I'd look into her eyes and see a self that had no opinion. I was allowed to say or
feel anything." "I had a strong propensity, which i still have, to be invisible.
In grade school I'd try to disappear and become formless. I lived in a very imaginary
world. I loved poetry and wrote my first novel when I was 9. It was about a little
girl and the people she met in the woods. I was going to be the hero of my own life.
When you live in a world of make-believe it's not because something is bad but because
something is more in the make-believe. Everything was more heightened, more love,
more death. I'm an opera. If I didn't act, I'd be all over the place. It's not easy
to follow in the parents' footsteps. Now it's O.K. but it wasn't at first. I'd hear
a lot of, That's not your voice, that's my voice. You sound too much like me: you're
doing that on purpose."
When she went to audition for the part of Cattle
Annie for Lamont Johnson, he says "She came in to read in a torn man's shirt,
torn jeans and hair hanging all around her face. Not improper grooming. No grooming.

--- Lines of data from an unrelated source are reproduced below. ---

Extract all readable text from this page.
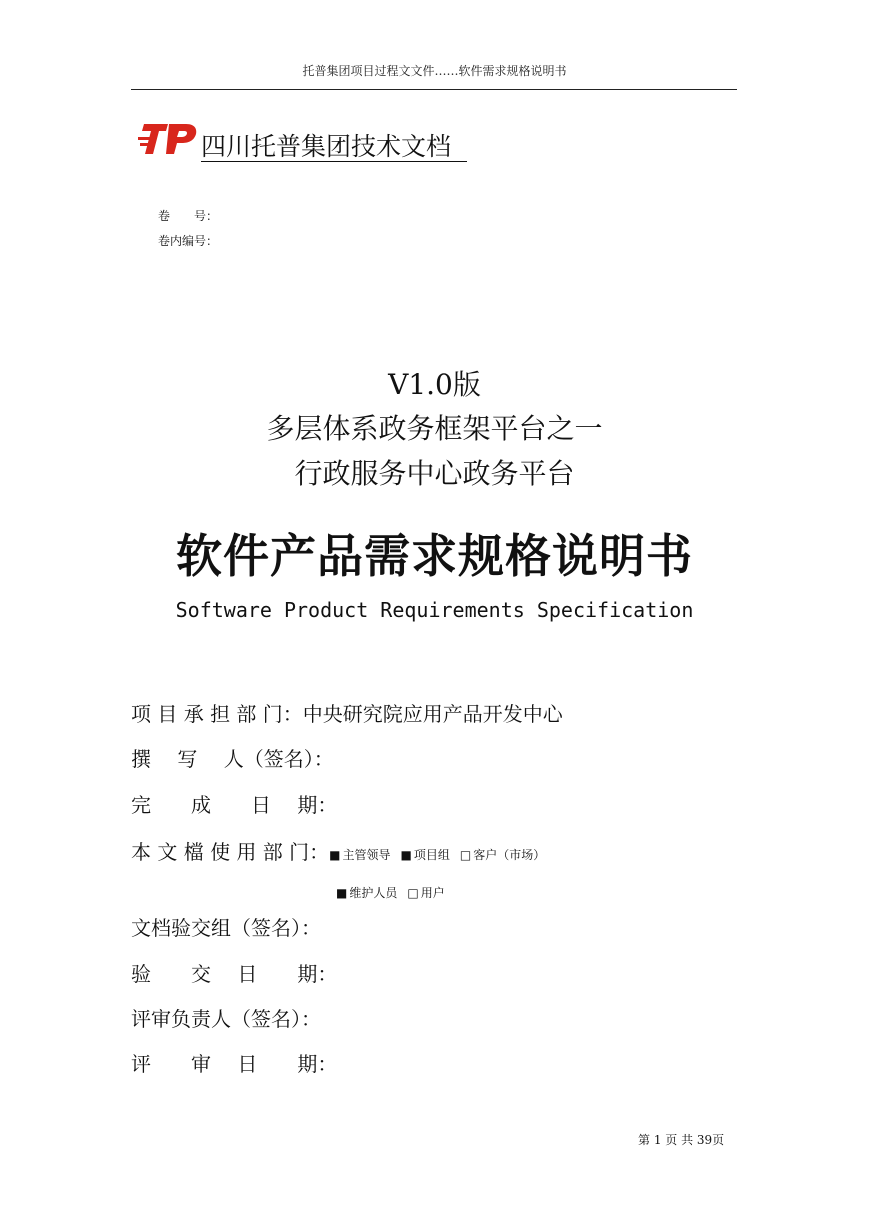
托普集团项目过程文文件……软件需求规格说明书
四川托普集团技术文档
卷　　号：
卷内编号：
V1.0版
多层体系政务框架平台之一
行政服务中心政务平台
软件产品需求规格说明书
Software Product Requirements Specification
项 目 承 担 部 门：中央研究院应用产品开发中心
撰　 写　 人（签名）：
完　　成　　日　 期：
本 文 檔 使 用 部 门：■ 主管领导 ■ 项目组 □ 客户（市场）
■ 维护人员 □ 用户
文档验交组（签名）：
验　　交　 日　　期：
评审负责人（签名）：
评　　审　 日　　期：
第 1 页 共 39页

period. She was smoking furiously, and I kept wondering if she was going to set herself
on fire. So I went over and pulled her hair back to see her marvelous bone structure,
and it was like I raped her. Her eyes got frightened and she withdrew. I said- but
we can't see you acting- and she completely changed." "Ask her to be a
character in a story and she's on fire. She walks on crumbling groudn, and she knows
it, and yet she keeps right on taking the next step. It's the danger you smell around
people who live on the edge that makes them exciting. And she's got plenty of that"

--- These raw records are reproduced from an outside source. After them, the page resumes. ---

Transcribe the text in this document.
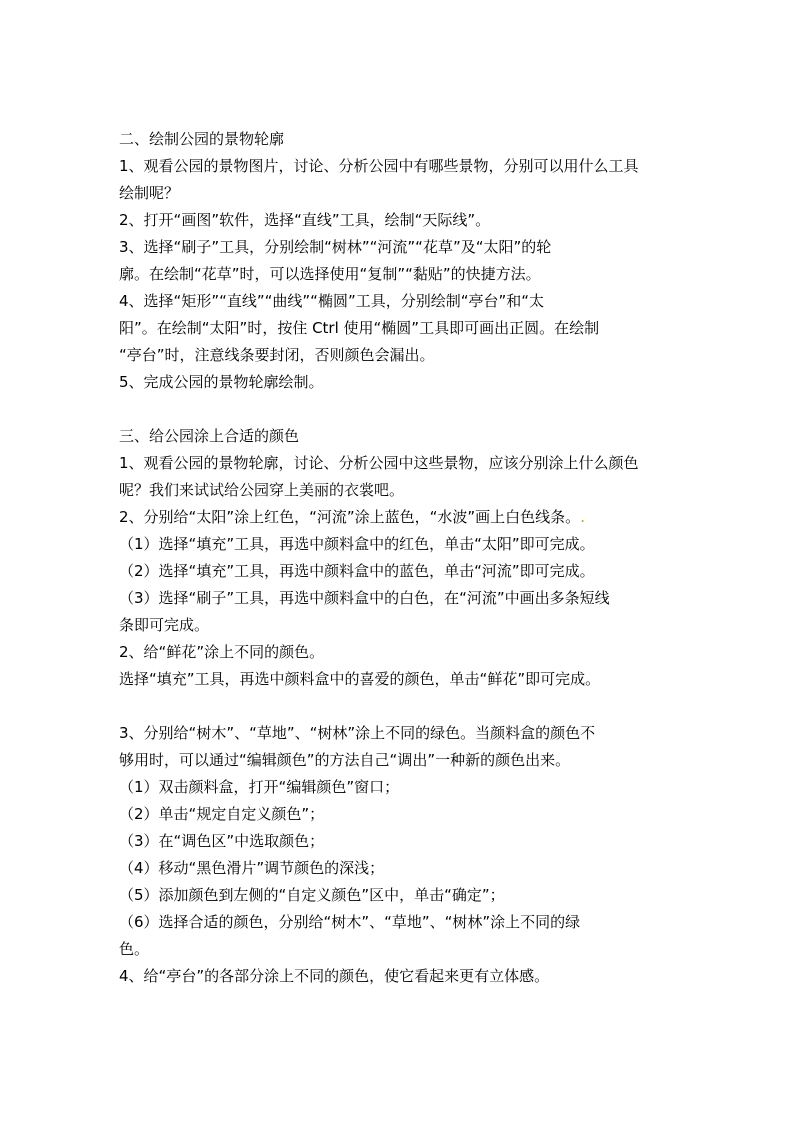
二、绘制公园的景物轮廓
1、观看公园的景物图片，讨论、分析公园中有哪些景物，分别可以用什么工具
绘制呢？
2、打开“画图”软件，选择“直线”工具，绘制“天际线”。
3、选择“刷子”工具，分别绘制“树林”“河流”“花草”及“太阳”的轮
廓。在绘制“花草”时，可以选择使用“复制”“黏贴”的快捷方法。
4、选择“矩形”“直线”“曲线”“椭圆”工具，分别绘制“亭台”和“太
阳”。在绘制“太阳”时，按住 Ctrl 使用“椭圆”工具即可画出正圆。在绘制
“亭台”时，注意线条要封闭，否则颜色会漏出。
5、完成公园的景物轮廓绘制。
三、给公园涂上合适的颜色
1、观看公园的景物轮廓，讨论、分析公园中这些景物，应该分别涂上什么颜色
呢？我们来试试给公园穿上美丽的衣裳吧。
2、分别给“太阳”涂上红色，“河流”涂上蓝色，“水波”画上白色线条。.
（1）选择“填充”工具，再选中颜料盒中的红色，单击“太阳”即可完成。
（2）选择“填充”工具，再选中颜料盒中的蓝色，单击“河流”即可完成。
（3）选择“刷子”工具，再选中颜料盒中的白色，在“河流”中画出多条短线
条即可完成。
2、给“鲜花”涂上不同的颜色。
选择“填充”工具，再选中颜料盒中的喜爱的颜色，单击“鲜花”即可完成。
3、分别给“树木”、“草地”、“树林”涂上不同的绿色。当颜料盒的颜色不
够用时，可以通过“编辑颜色”的方法自己“调出”一种新的颜色出来。
（1）双击颜料盒，打开“编辑颜色”窗口；
（2）单击“规定自定义颜色”；
（3）在“调色区”中选取颜色；
（4）移动“黑色滑片”调节颜色的深浅；
（5）添加颜色到左侧的“自定义颜色”区中，单击“确定”；
（6）选择合适的颜色，分别给“树木”、“草地”、“树林”涂上不同的绿
色。
4、给“亭台”的各部分涂上不同的颜色，使它看起来更有立体感。
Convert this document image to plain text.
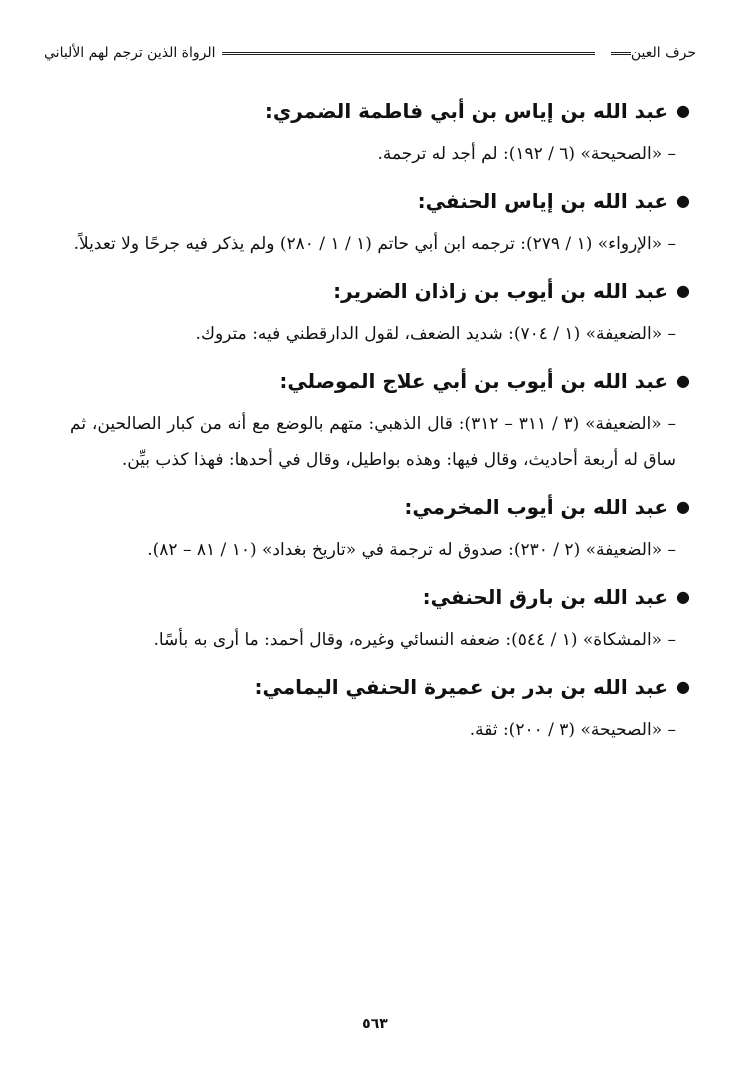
حرف العين
الرواة الذين ترجم لهم الألباني

●
عبد الله بن إياس بن أبي فاطمة الضمري:

– «الصحيحة» (٦ / ١٩٢): لم أجد له ترجمة.

●
عبد الله بن إياس الحنفي:

– «الإرواء» (١ / ٢٧٩): ترجمه ابن أبي حاتم (١ / ١ / ٢٨٠) ولم يذكر فيه جرحًا ولا تعديلاً.

●
عبد الله بن أيوب بن زاذان الضرير:

– «الضعيفة» (١ / ٧٠٤): شديد الضعف، لقول الدارقطني فيه: متروك.

●
عبد الله بن أيوب بن أبي علاج الموصلي:

– «الضعيفة» (٣ / ٣١١ – ٣١٢): قال الذهبي: متهم بالوضع مع أنه من كبار الصالحين، ثم ساق له أربعة أحاديث، وقال فيها: وهذه بواطيل، وقال في أحدها: فهذا كذب بيِّن.

●
عبد الله بن أيوب المخرمي:

– «الضعيفة» (٢ / ٢٣٠): صدوق له ترجمة في «تاريخ بغداد» (١٠ / ٨١ – ٨٢).

●
عبد الله بن بارق الحنفي:

– «المشكاة» (١ / ٥٤٤): ضعفه النسائي وغيره، وقال أحمد: ما أرى به بأسًا.

●
عبد الله بن بدر بن عميرة الحنفي اليمامي:

– «الصحيحة» (٣ / ٢٠٠): ثقة.

٥٦٣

Elizabeth Ashley who played a psychiatrist opposite Ms. Plummer's pregnant nun
in Agnes of God, the play, says: "She's one of those people who has no physical
skin, no calluses, no shell. She doesn't act; she absorbs."
To play Eunice
in Butterfly Kiss, she had a lot of absorbing to do. The director, Michael Winterbottom,
says of her: "Eunice's sense of isolation, her feeling of being at odds with
the world and other people, her wanting people to recognize who she is but feeling
a great distance between them-- maybe that's what appealed to Amanda about the character,
and why she's so good at the role. We wanted a story of two opposites, one person
being aggresive and strong and forcing people to pay attention, and one being passive
and quiet and being ignored. We thought it would be too crude if one were a man and
one were a woman. We thought it would be nicer if they were of the same sex."
Lawrence
Bender, producer of Pulp Fiction, thinks that the trend to pursue big roles in small
movies rather than small roles in commercial ones, took off when low-budget movies
stopped being synonymous with exploitation movies. "In a low-budget film, there
are fewer financial pressures, and an actor like Amanda can take more risks,"
he says. "She's a chameleon, and a chameleon you can't take your eyes off."